An Ironman is a big accomplishment and shouldn’t be taken lightly. To complete your first Ironman, you need a lot of time, a huge amount of motivation, and a good support group. Doing an Ironman is hard enough in itself, doing it without the support of your friends, family and peers is even harder. An Ironman shouldn’t be something that you check off your bucket list. Instead, it should be a lifestyle that you keep for many years.
Never underestimate the length of an Ironman!
An Ironman is 3.8 km of swimming, 180km of cycling, and 42.2 km of running. Each event in itself is really long, so together, it’s huge! You therefore need to train accordingly. You need to make sure that you would be able to cross the finish line with a smile and without any injuries. That means that you need to be patient and start with sprint distance events, then Olympic distance and half Ironman events. Jumping right away to the Ironman distance is really risky and chances are you’ll either get injured getting ready for the race or you won’t enjoy the race because you weren’t prepared enough.
On the day of the race, you should not underestimate the distance of the Ironman. You need to have a good racing strategy and make sure that you have enough energy at the end of the bike to be able to run a marathon. It’s better to be a bit more conservative on the bike and run faster than to bike too fast and have to walk most of the marathon.
You don’t need (and shouldn’t) do an Ironman in training
One of the biggest mistakes that people make is that they want to complete the Ironman distance in training to make sure that they are able to do it. The day of the race is the day you should race, not 2-3 weeks before the event. The reason that a lot of people want to complete the whole distance in training is usually due to a lack of confidence in themselves or in the process. You need to believe that you can do it and you also need to trust your training plan, which is supposed to get you fitter and fitter until the day of the race.
It is still interesting to do a big training day a few weeks before the race that covers about 2/3 of the total length of the race or of the time you expect to do.
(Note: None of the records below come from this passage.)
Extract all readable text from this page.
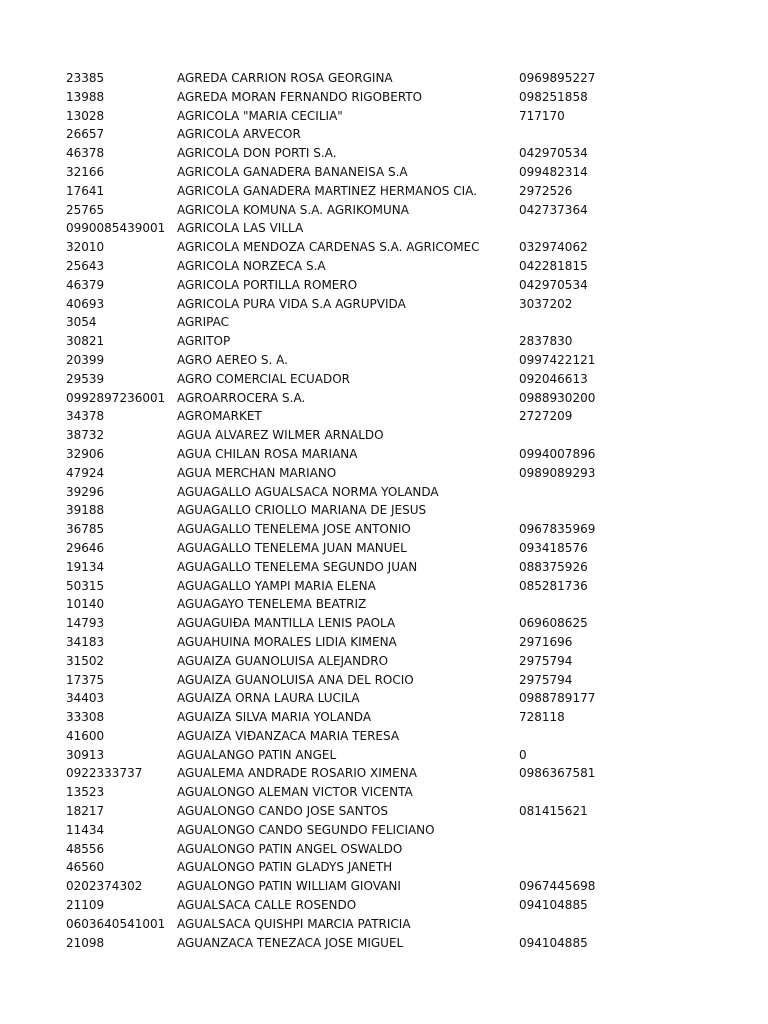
23385	AGREDA CARRION ROSA GEORGINA	0969895227
13988	AGREDA MORAN FERNANDO RIGOBERTO	098251858
13028	AGRICOLA "MARIA CECILIA"	717170
26657	AGRICOLA ARVECOR
46378	AGRICOLA DON PORTI S.A.	042970534
32166	AGRICOLA GANADERA BANANEISA S.A	099482314
17641	AGRICOLA GANADERA MARTINEZ HERMANOS CIA.	2972526
25765	AGRICOLA KOMUNA S.A. AGRIKOMUNA	042737364
0990085439001 AGRICOLA LAS VILLA
32010	AGRICOLA MENDOZA CARDENAS S.A. AGRICOMEC	032974062
25643	AGRICOLA NORZECA S.A	042281815
46379	AGRICOLA PORTILLA ROMERO	042970534
40693	AGRICOLA PURA VIDA S.A AGRUPVIDA	3037202
3054	AGRIPAC
30821	AGRITOP	2837830
20399	AGRO AEREO S. A.	0997422121
29539	AGRO COMERCIAL ECUADOR	092046613
0992897236001 AGROARROCERA S.A.	0988930200
34378	AGROMARKET	2727209
38732	AGUA ALVAREZ WILMER ARNALDO
32906	AGUA CHILAN ROSA MARIANA	0994007896
47924	AGUA MERCHAN MARIANO	0989089293
39296	AGUAGALLO AGUALSACA NORMA YOLANDA
39188	AGUAGALLO CRIOLLO MARIANA DE JESUS
36785	AGUAGALLO TENELEMA JOSE ANTONIO	0967835969
29646	AGUAGALLO TENELEMA JUAN MANUEL	093418576
19134	AGUAGALLO TENELEMA SEGUNDO JUAN	088375926
50315	AGUAGALLO YAMPI MARIA ELENA	085281736
10140	AGUAGAYO TENELEMA BEATRIZ
14793	AGUAGUIÐA MANTILLA LENIS PAOLA	069608625
34183	AGUAHUINA MORALES LIDIA KIMENA	2971696
31502	AGUAIZA GUANOLUISA ALEJANDRO	2975794
17375	AGUAIZA GUANOLUISA ANA DEL ROCIO	2975794
34403	AGUAIZA ORNA LAURA LUCILA	0988789177
33308	AGUAIZA SILVA MARIA YOLANDA	728118
41600	AGUAIZA VIÐANZACA MARIA TERESA
30913	AGUALANGO PATIN ANGEL	0
0922333737	AGUALEMA ANDRADE ROSARIO XIMENA	0986367581
13523	AGUALONGO ALEMAN VICTOR VICENTA
18217	AGUALONGO CANDO JOSE SANTOS	081415621
11434	AGUALONGO CANDO SEGUNDO FELICIANO
48556	AGUALONGO PATIN ANGEL OSWALDO
46560	AGUALONGO PATIN GLADYS JANETH
0202374302	AGUALONGO PATIN WILLIAM GIOVANI	0967445698
21109	AGUALSACA CALLE ROSENDO	094104885
0603640541001 AGUALSACA QUISHPI MARCIA PATRICIA
21098	AGUANZACA TENEZACA JOSE MIGUEL	094104885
So, if you expect to complete the Ironman in 12 hours, you could do a big 8-hour day to train your body to be active for a long period of time. However, doing a 12-hour day for training is way too much and it will take too much time to recover and will therefore affect the rest of your training.
Don’t spend all your money on expensive equipment
It can be tempting to buy the newest bike or wheels or all the techno tools. However, I think you should prioritize your training and recovery before spending too much money on expensive equipment. You’ll get a much better return on your investment if you invest directly in yourself by paying for a great coach, a good bike fit, and getting regular massages and physiotherapy treatments. There’s no point in having the best bike if your position on your bike is inadequate or if you are injured. So, before thinking about marginal gains, it’s much better to think about what really matters: training, sleep, and nutrition.
Keep it simple!
If you start in triathlon, you might be confused by all the scientific terms like (FTP, Cda, lactate, etc), all the different equipment, training techniques, and nutrition products available. It can be very complex. You can be easily discouraged even before starting training. A lot of people get so confused that they don’t know how to start training.
So, I suggest that you keep it as simple as possible to begin. Just go to a pool, jump on your bike, and put on your running shoes. With time you’ll learn a lot about different types of training and equipment. There are many resources available on the internet to learn about training. Experienced triathletes will also share their experiences and answer all of your questions. Don’t be afraid to ask. Also, if you can get a coach, especially as you start training, he/she can guide you and answer all your questions.